Être hydrodynamique dans l’eau suppose pas mal de travail à sec :

  • L’apnéiste doit avoir un bon gainage abdominal, pour pouvoir maitriser sa monopalme (qu’elle ne parte pas à droite ou à gauche). Une monopalme de qualité pèse entre 3 et 4 kilos. Adoptez une routine de gainage (10 à 15 minutes) et pratiquez-la 4 à 5 fois par semaine. En plus de permettre une meilleure maitrise de votre monopalme, de la faire travailler dans les 2 sens (mouvements ascendant et descendant), le gainage joue dans le maintien horizontal (musculature dos et abdominaux) ;

« Y’a des jours ça va, mais souvent, c’est des crampes, les pieds coincés, la voûte plantaire qui bloque, les ampoules. Et puis mon gainage qui finit par faire mal parce que je ne suis pas très souple. C’est du boulot. Là, c’est plus du boulot qu’autre chose » – André

  • L’apnéiste doit avoir une grande souplesse au niveau du dos, des lombaires et du bassin. La souplesse des omoplates, des lombaires et du bassin sont probablement les plus longues à travailler, mais elles sont fondamentales pour l’hydrodynamisme. Moins vos lombaires et votre bassin seront souples, plus vous amorcerez le mouvement en repliant les genoux : les genoux sortent alors du tube et vous freinent.

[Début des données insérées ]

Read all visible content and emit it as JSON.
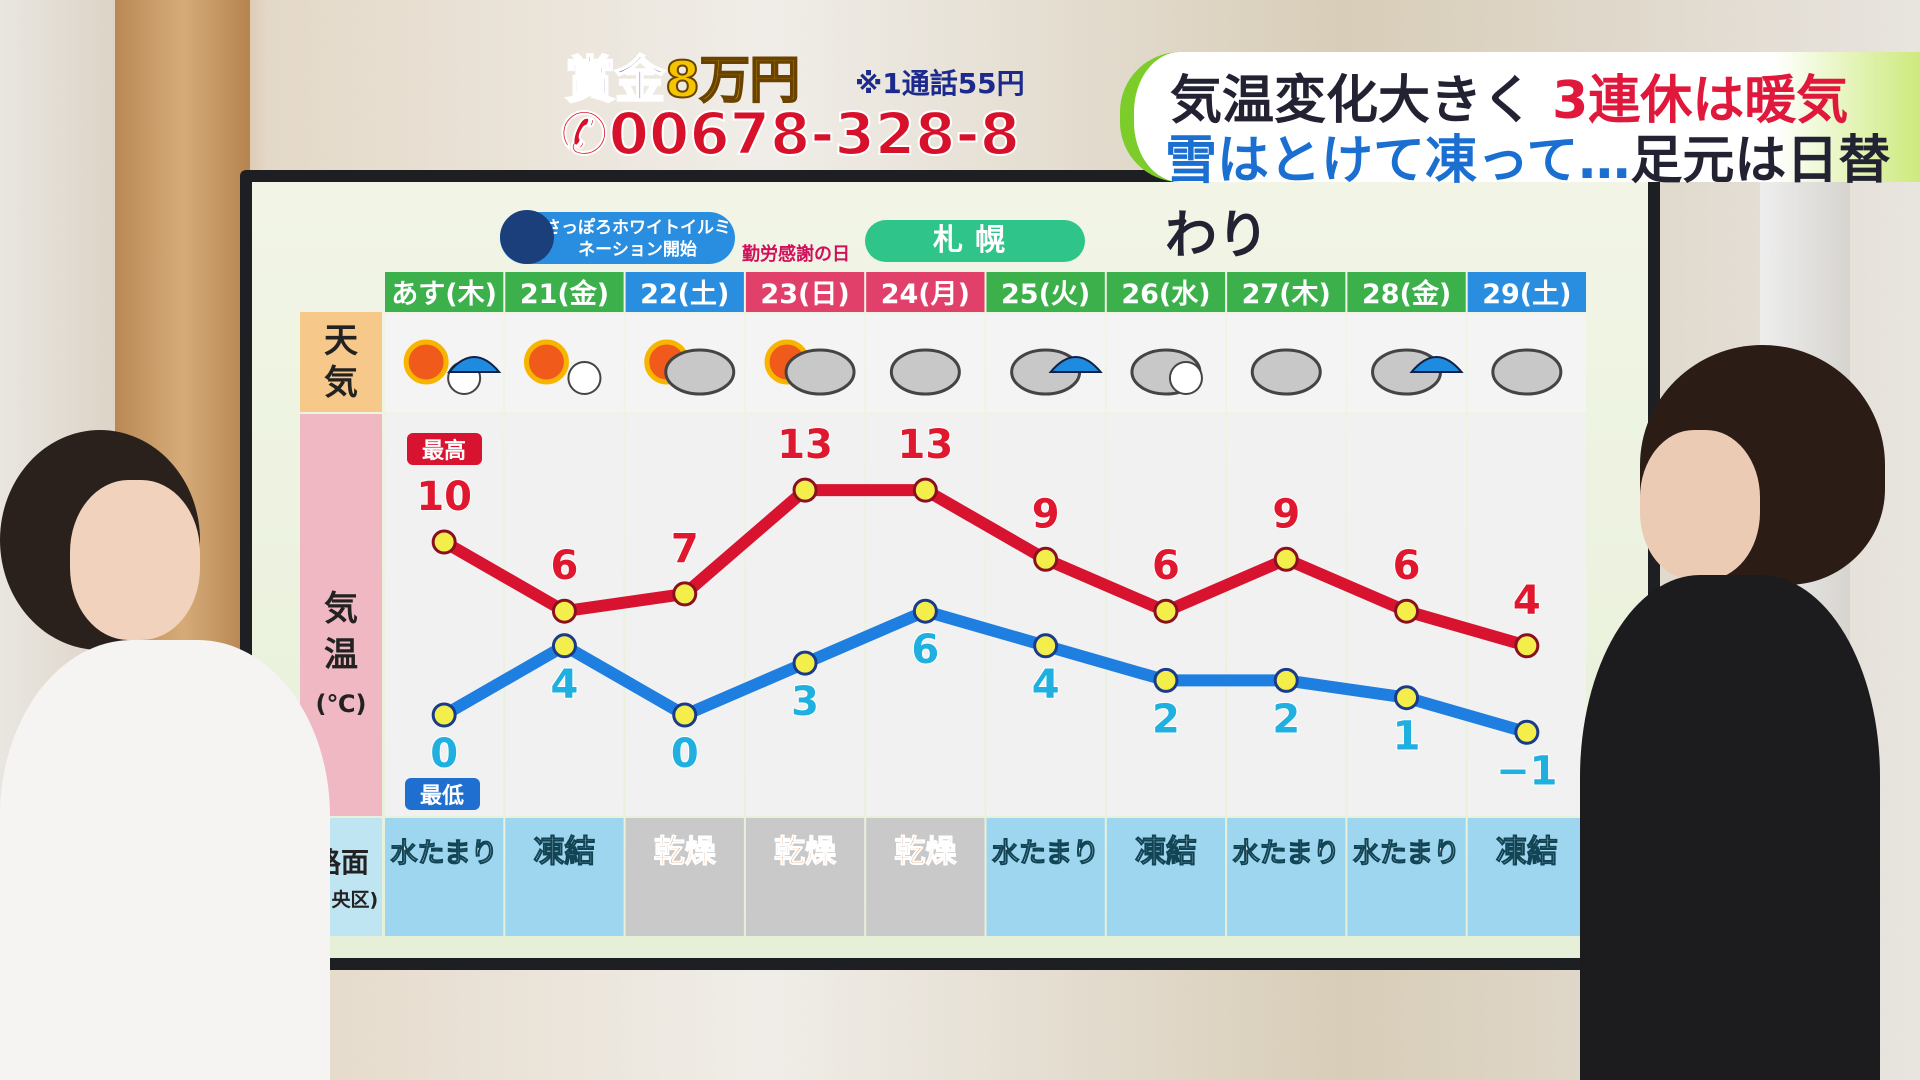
{
  "overlay": {
    "prize_label": "賞金",
    "prize_amount": "8万円",
    "call_fee": "※1通話55円",
    "phone": "00678-328-8"
  },
  "headline": {
    "line1_a": "気温変化大きく",
    "line1_b": "3連休は暖気",
    "line2_a": "雪はとけて凍って…",
    "line2_b": "足元は日替わり"
  },
  "board": {
    "location": "札幌",
    "event": "さっぽろホワイトイルミネーション開始",
    "holiday": "勤労感謝の日",
    "row_labels": {
      "weather": "天気",
      "temp": "気温",
      "temp_unit": "(℃)",
      "high": "最高",
      "low": "最低",
      "road": "路面",
      "road_sub": "(中央区)"
    }
  },
  "chart_data": {
    "type": "line",
    "categories": [
      "あす(木)",
      "21(金)",
      "22(土)",
      "23(日)",
      "24(月)",
      "25(火)",
      "26(水)",
      "27(木)",
      "28(金)",
      "29(土)"
    ],
    "header_colors": [
      "#3cb04a",
      "#3cb04a",
      "#2a8ee0",
      "#e0406a",
      "#e0406a",
      "#3cb04a",
      "#3cb04a",
      "#3cb04a",
      "#3cb04a",
      "#2a8ee0"
    ],
    "weather": [
      "sunny-then-snow-rain",
      "sunny-with-snow",
      "sunny-then-cloudy",
      "sunny-then-cloudy",
      "cloudy",
      "cloudy-with-rain",
      "cloudy-with-snow",
      "cloudy",
      "cloudy-with-rain",
      "cloudy"
    ],
    "series": [
      {
        "name": "最高",
        "color": "#d8132f",
        "values": [
          10,
          6,
          7,
          13,
          13,
          9,
          6,
          9,
          6,
          4
        ]
      },
      {
        "name": "最低",
        "color": "#1e7fe0",
        "values": [
          0,
          4,
          0,
          3,
          6,
          4,
          2,
          2,
          1,
          -1
        ]
      }
    ],
    "road": [
      "水たまり",
      "凍結",
      "乾燥",
      "乾燥",
      "乾燥",
      "水たまり",
      "凍結",
      "水たまり",
      "水たまり",
      "凍結"
    ]
  }
}
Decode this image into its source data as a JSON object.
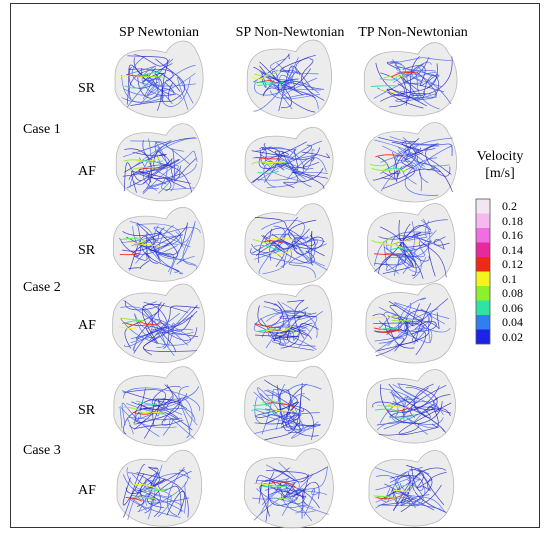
{
  "columns": [
    "SP Newtonian",
    "SP Non-Newtonian",
    "TP Non-Newtonian"
  ],
  "rhythms": [
    "SR",
    "AF"
  ],
  "cases": [
    {
      "label": "Case 1",
      "rows": [
        "SR",
        "AF"
      ]
    },
    {
      "label": "Case 2",
      "rows": [
        "SR",
        "AF"
      ]
    },
    {
      "label": "Case 3",
      "rows": [
        "SR",
        "AF"
      ]
    }
  ],
  "legend": {
    "title_line1": "Velocity",
    "title_line2": "[m/s]",
    "ticks": [
      "0.2",
      "0.18",
      "0.16",
      "0.14",
      "0.12",
      "0.1",
      "0.08",
      "0.06",
      "0.04",
      "0.02"
    ],
    "colors": [
      "#f3e6f3",
      "#f5b8ef",
      "#ef6fe3",
      "#e8299c",
      "#ee2a16",
      "#f3f51c",
      "#8df02c",
      "#2ee4a4",
      "#2f7ff0",
      "#1d22e8"
    ]
  },
  "colors": {
    "streamline": "#2a2ad0",
    "streamline_alt": "#3b5cf2",
    "chamber": "#e6e6e6",
    "chamber_edge": "#b9b9b9"
  }
}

« Avant d’acquérir la fluidité d’un gracieux marsouin, il vous faudra passer par le stade d’un lamantin plein d’arthrose. La monopalme est moins intuitive que des bipalmes, il vous faudra enchaîner les longueurs en piscine, les descentes en mer et assouplir votre bassin ainsi que vos épaules » – Buyle et Kreiss, 2011

Hydrodynamysme dans le mouvement d'ondulation en apnée

Amplitude, fréquence

Quand vous allez réfléchir en termes d’hydrodynamisme, vous allez réfléchir à votre amplitude d’ondulation. La réflexion sur l’amplitude, amène la réflexion sur la fréquence. Avant toute chose, ne vous braquez pas trop quand même sur l’image du tube : votre ondulation sera différente selon l’exercice (hypercapnie, hypoxie) et ce que vous recherchez (vitesse, distance, relâchement). D’autre part, plus vous vous assouplirez, plus elle évoluera. Pour faire simple :

  • Plus votre amplitude sera faible, plus votre hydrodynamisme sera parfait (vous resterez dans le tube), mais plus votre fréquence d’ondulation sera importante (nombreux efforts qui consomment de l’O2). Ce type d’ondulation est utilisé pour un travail de vitesse (100 mètres speed ou 16×50 en compétition), non de distance (la distance suppose l’économie) ;

 

  • À l’inverse, plus votre amplitude sera importante, moins votre hydrodynamisme sera parfait (vous sortirez légèrement du tube), mais plus votre fréquence d’ondulation sera faible et vous pourrez alors travaillez avec des moments de glisse (économie d’énergie). Ce type d’ondulation est utilisé pour un travail de distance et de recherche de performance (relâchement). Respectez a-minima la visualisation du tube et n’exagérez pas trop l’amplitude, qui pourrait alors ressembler à un « S » : les nageurs avec palmes pratiquent des ondulations parfaites, en S, mais cela n’est pas du tout le but de l’apnéiste – vous ferez alors de la distance inutile (chaque méandre du « S ») et vous épuiserez rapidement.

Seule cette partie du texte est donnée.